We found greater accuracy (AUC) for normalized lower limbs strength (isokinetic dynamometer and leg extension machine) than manual dynamometer (normalized upper extremity strength), usually adopted to predict mobility limitations/muscle weakness [8]. However, the isokinetic dynamometer is expensive and generally more available in terms of research. Even though, our normalized models are also applicable in clinical practice from manual dynamometers (widely available in geriatric environments) and leg extension machines (available in most fitness centers, adequate environment for intervention against aged-related muscle weakness) [35]. The assessment of HGS and 1RM and proper classification of muscle weakness amongst older adults should be frequent in clinical practice to better target health expending, avoiding unnecessary expenditures.

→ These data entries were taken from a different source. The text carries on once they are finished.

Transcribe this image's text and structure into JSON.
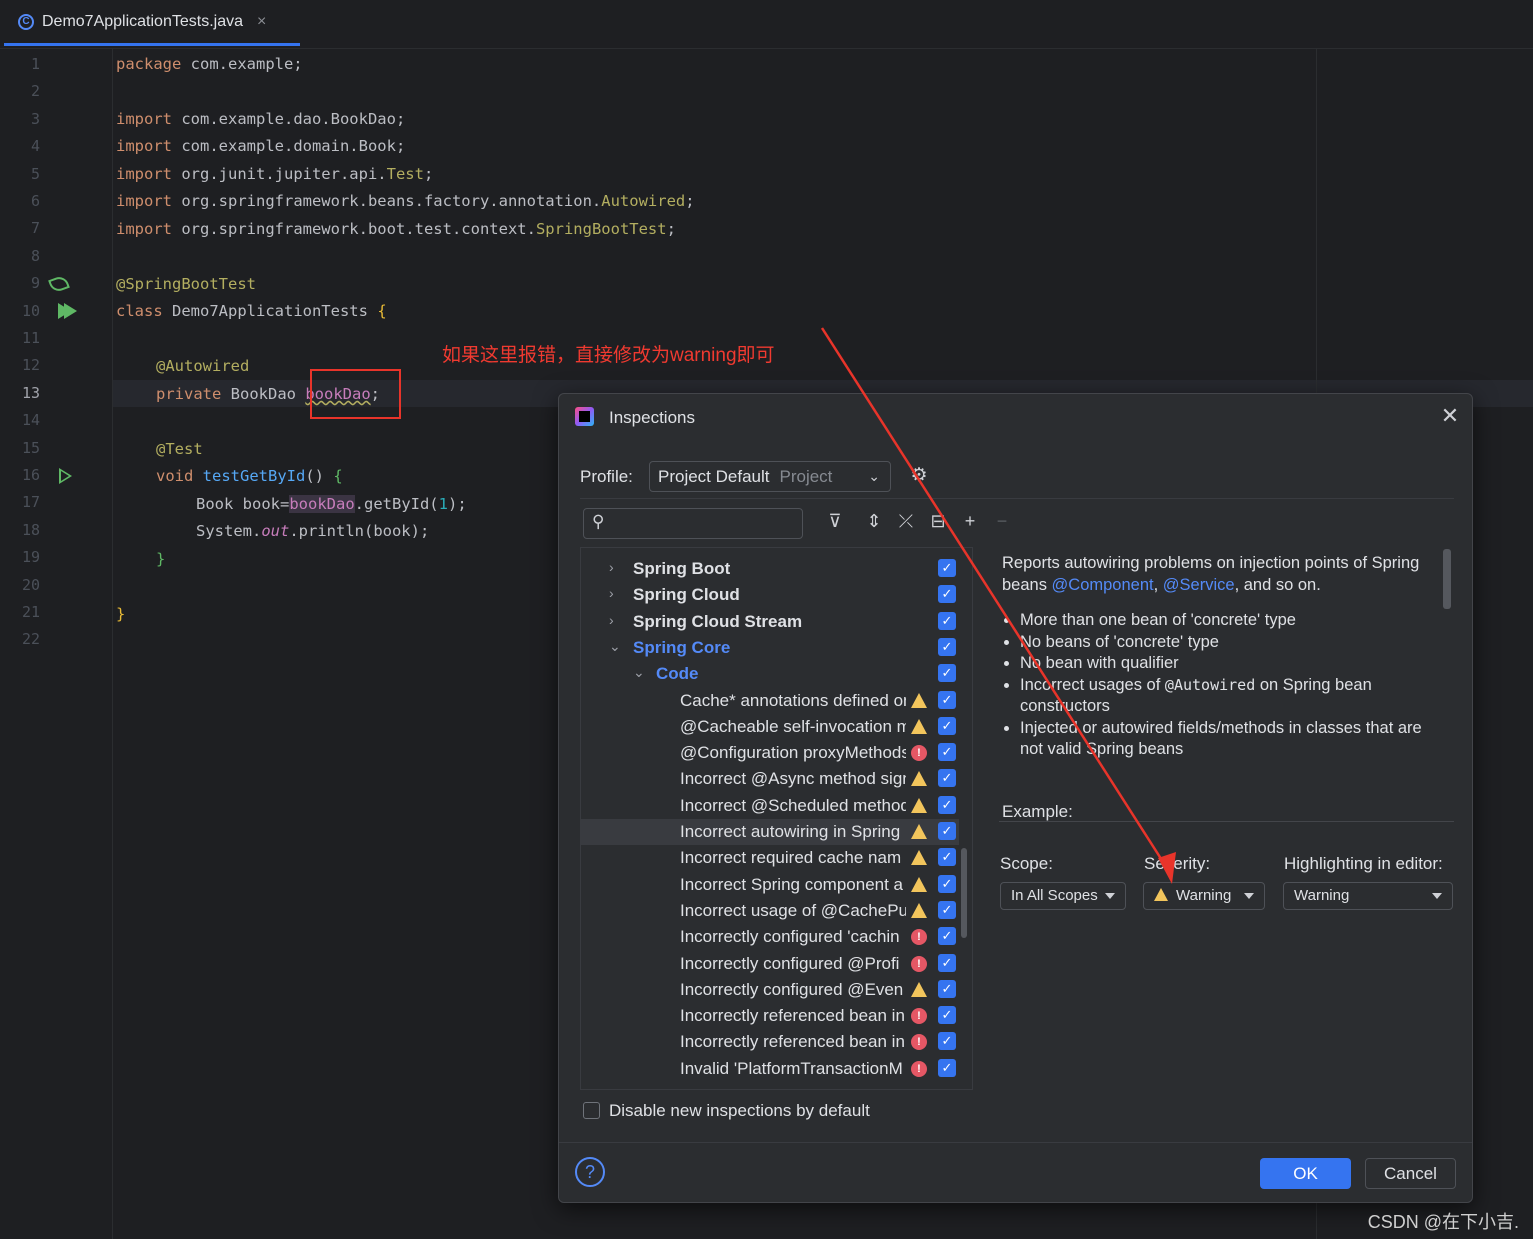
{
  "tab": {
    "filename": "Demo7ApplicationTests.java",
    "close": "×",
    "icon": "C"
  },
  "editor": {
    "line_numbers": [
      "1",
      "2",
      "3",
      "4",
      "5",
      "6",
      "7",
      "8",
      "9",
      "10",
      "11",
      "12",
      "13",
      "14",
      "15",
      "16",
      "17",
      "18",
      "19",
      "20",
      "21",
      "22"
    ],
    "lines": {
      "l1_kw": "package",
      "l1_rest": " com.example;",
      "l3_kw": "import",
      "l3_rest": " com.example.dao.BookDao;",
      "l4_kw": "import",
      "l4_rest": " com.example.domain.Book;",
      "l5_kw": "import",
      "l5_rest": " org.junit.jupiter.api.",
      "l5_cls": "Test",
      "l5_end": ";",
      "l6_kw": "import",
      "l6_rest": " org.springframework.beans.factory.annotation.",
      "l6_cls": "Autowired",
      "l6_end": ";",
      "l7_kw": "import",
      "l7_rest": " org.springframework.boot.test.context.",
      "l7_cls": "SpringBootTest",
      "l7_end": ";",
      "l9_ann": "@SpringBootTest",
      "l10_kw": "class",
      "l10_rest": " Demo7ApplicationTests ",
      "l10_brace": "{",
      "l12_ann": "@Autowired",
      "l13_kw": "private",
      "l13_rest": " BookDao ",
      "l13_fld": "bookDao",
      "l13_end": ";",
      "l15_ann": "@Test",
      "l16_kw": "void",
      "l16_mth": " testGetById",
      "l16_rest": "() ",
      "l16_brace": "{",
      "l17_a": "Book book=",
      "l17_fld": "bookDao",
      "l17_b": ".getById(",
      "l17_num": "1",
      "l17_c": ");",
      "l18_a": "System.",
      "l18_out": "out",
      "l18_b": ".println(book);",
      "l19": "}",
      "l21": "}"
    }
  },
  "annotation_note": "如果这里报错，直接修改为warning即可",
  "dialog": {
    "title": "Inspections",
    "profile_label": "Profile:",
    "profile_value": "Project Default",
    "profile_sub": "Project",
    "tree": [
      {
        "label": "Spring Boot",
        "kind": "group"
      },
      {
        "label": "Spring Cloud",
        "kind": "group"
      },
      {
        "label": "Spring Cloud Stream",
        "kind": "group"
      },
      {
        "label": "Spring Core",
        "kind": "open"
      },
      {
        "label": "Code",
        "kind": "sub"
      },
      {
        "label": "Cache* annotations defined on",
        "kind": "item",
        "sev": "warn"
      },
      {
        "label": "@Cacheable self-invocation m",
        "kind": "item",
        "sev": "warn"
      },
      {
        "label": "@Configuration proxyMethods",
        "kind": "item",
        "sev": "err"
      },
      {
        "label": "Incorrect @Async method sign",
        "kind": "item",
        "sev": "warn"
      },
      {
        "label": "Incorrect @Scheduled method",
        "kind": "item",
        "sev": "warn"
      },
      {
        "label": "Incorrect autowiring in Spring",
        "kind": "item",
        "sev": "warn",
        "selected": true
      },
      {
        "label": "Incorrect required cache nam",
        "kind": "item",
        "sev": "warn"
      },
      {
        "label": "Incorrect Spring component a",
        "kind": "item",
        "sev": "warn"
      },
      {
        "label": "Incorrect usage of @CachePut",
        "kind": "item",
        "sev": "warn"
      },
      {
        "label": "Incorrectly configured 'cachin",
        "kind": "item",
        "sev": "err"
      },
      {
        "label": "Incorrectly configured @Profi",
        "kind": "item",
        "sev": "err"
      },
      {
        "label": "Incorrectly configured  @Even",
        "kind": "item",
        "sev": "warn"
      },
      {
        "label": "Incorrectly referenced bean in",
        "kind": "item",
        "sev": "err"
      },
      {
        "label": "Incorrectly referenced bean in",
        "kind": "item",
        "sev": "err"
      },
      {
        "label": "Invalid 'PlatformTransactionM",
        "kind": "item",
        "sev": "err"
      }
    ],
    "disable_label": "Disable new inspections by default",
    "desc_intro_1": "Reports autowiring problems on injection points of Spring beans ",
    "desc_link1": "@Component",
    "desc_comma": ", ",
    "desc_link2": "@Service",
    "desc_intro_2": ", and so on.",
    "bullets": [
      "More than one bean of 'concrete' type",
      "No beans of 'concrete' type",
      "No bean with qualifier"
    ],
    "bullet4_a": "Incorrect usages of ",
    "bullet4_code": "@Autowired",
    "bullet4_b": " on Spring bean constructors",
    "bullet5": "Injected or autowired fields/methods in classes that are not valid Spring beans",
    "example_label": "Example:",
    "scope_label": "Scope:",
    "scope_value": "In All Scopes",
    "severity_label": "Severity:",
    "severity_value": "Warning",
    "highlight_label": "Highlighting in editor:",
    "highlight_value": "Warning",
    "help": "?",
    "ok": "OK",
    "cancel": "Cancel"
  },
  "watermark": "CSDN @在下小吉.",
  "colors": {
    "accent": "#3574f0",
    "annotation_red": "#e8342a",
    "warning": "#f2c55c",
    "error": "#e55765"
  }
}
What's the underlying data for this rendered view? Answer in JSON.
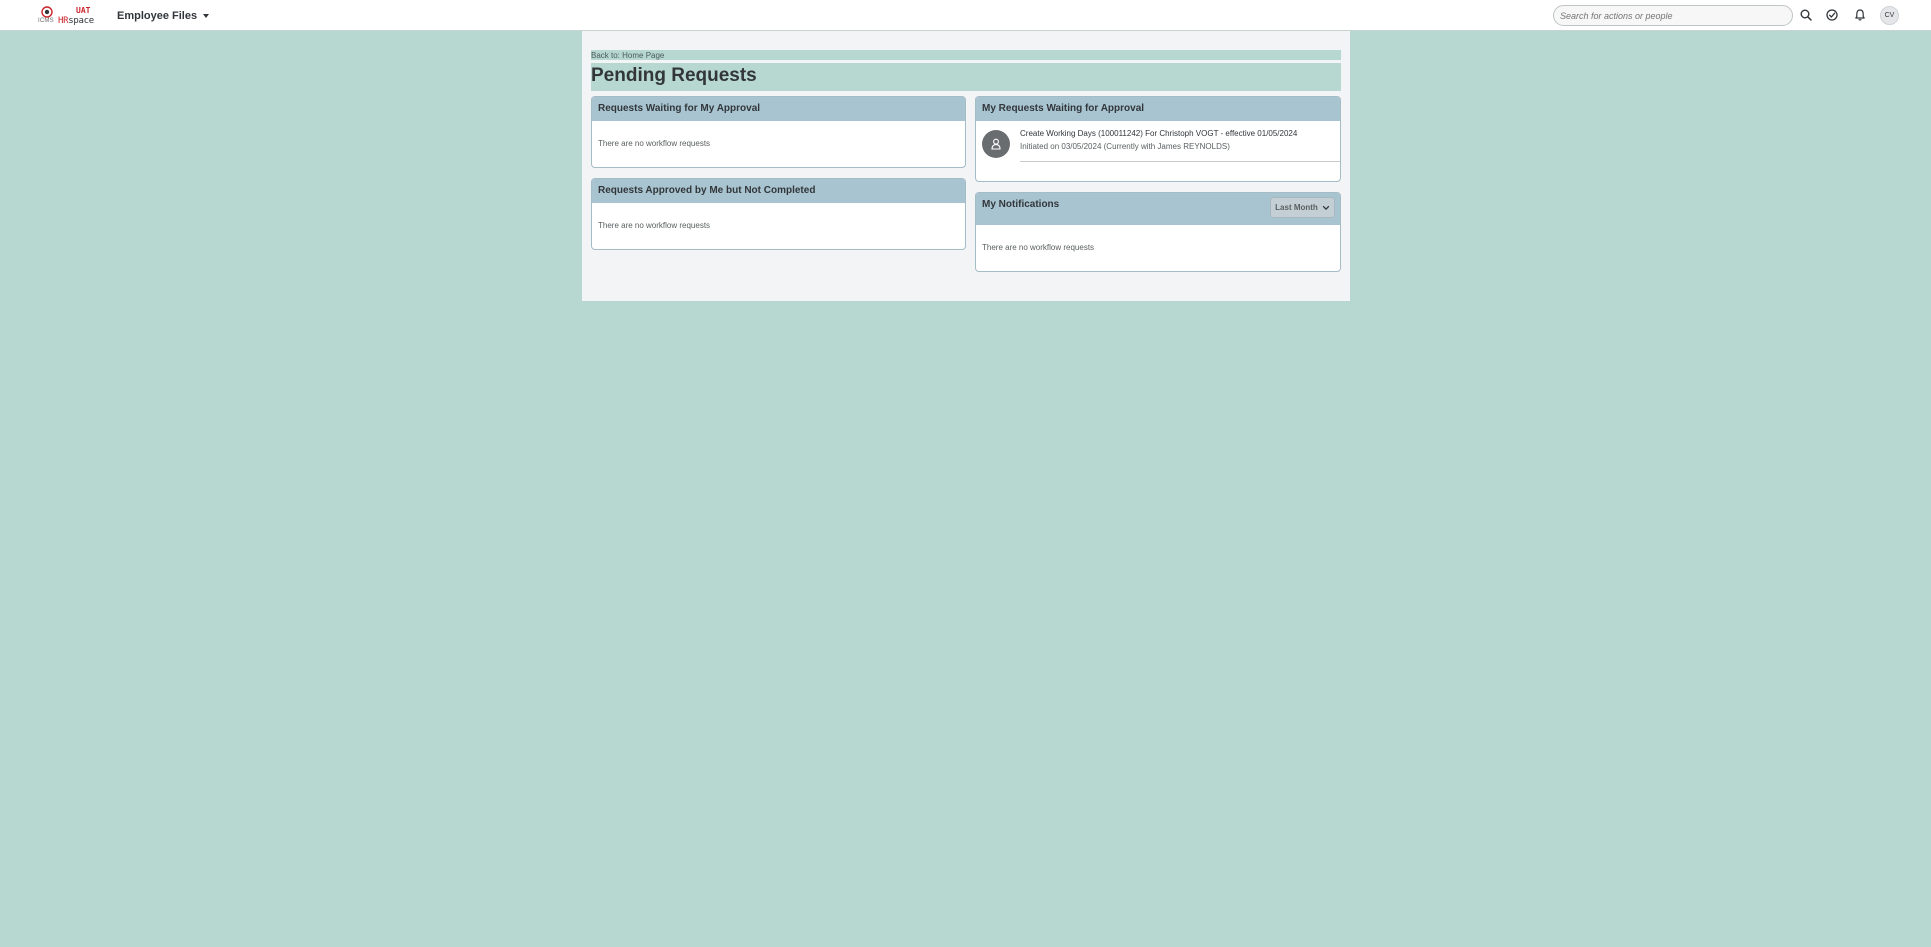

Future research should observe if proposed allometric exponents can be utilized to normalize muscle strength for different older adults’ population, with other ethnicity/race characteristics.

As an applied example to avoid false positive diagnosis for muscle weakness, we hypothesize one older man with extreme lower values of body mass (42 kg), 1.57 m of height, who performed PT of 85.2 Nm. If we consider our absolute cut-off point (≤ 85.4 Nm), this older man has muscle weakness confirmed. However, when considered the normalized PT/([body mass*height]0.43), the adjusted value (14.1 Nm/kg*m) is above of the cut-off point (13.0 Nm/kg*m; Table 3). Normalization would also avoid false negative cases, for large body size of older adults. For example, if an older woman with 90 kg performs 1RM of 38.2 kg and considering our absolute cut-off point (≤ 38.1 kg), this older woman does not have weakness. However, when considered the normalized (1RM/body mass0.67), the adjusted value (1.87 kg/kg) is below of the cut-off point (2.28 kg/kg; Table 3), characterizing weakness and a false negative case if non-normalized cut-off point were considered. The mistaken framing of false weakness cases could greatly impact the financial resources in the health and older people care systems. Especially in low- and middle-income countries, where these resources are scarcer.

Conclusion

Upper and lower limbs muscle weakness cut-off points standardized according to body size were proposed for older adults of both sexes. The normalization has increased accuracy for identify women with muscle weakness; but not in men, whose absolute muscle strength values have an acceptable accuracy. However, normalization made muscle strength independent of body size, confirming our hypothesis and preventing bias in the evaluation of older adults with extreme body size (e.g., very low or very heavy). Forty-nine valid models were proposed for older adults of both sexes, with different possibilities of body’s normalization of muscle strength, which broadens the interpretation of muscle strength with less risk of attributing a false-negative/positive diagnosis to muscle weakness.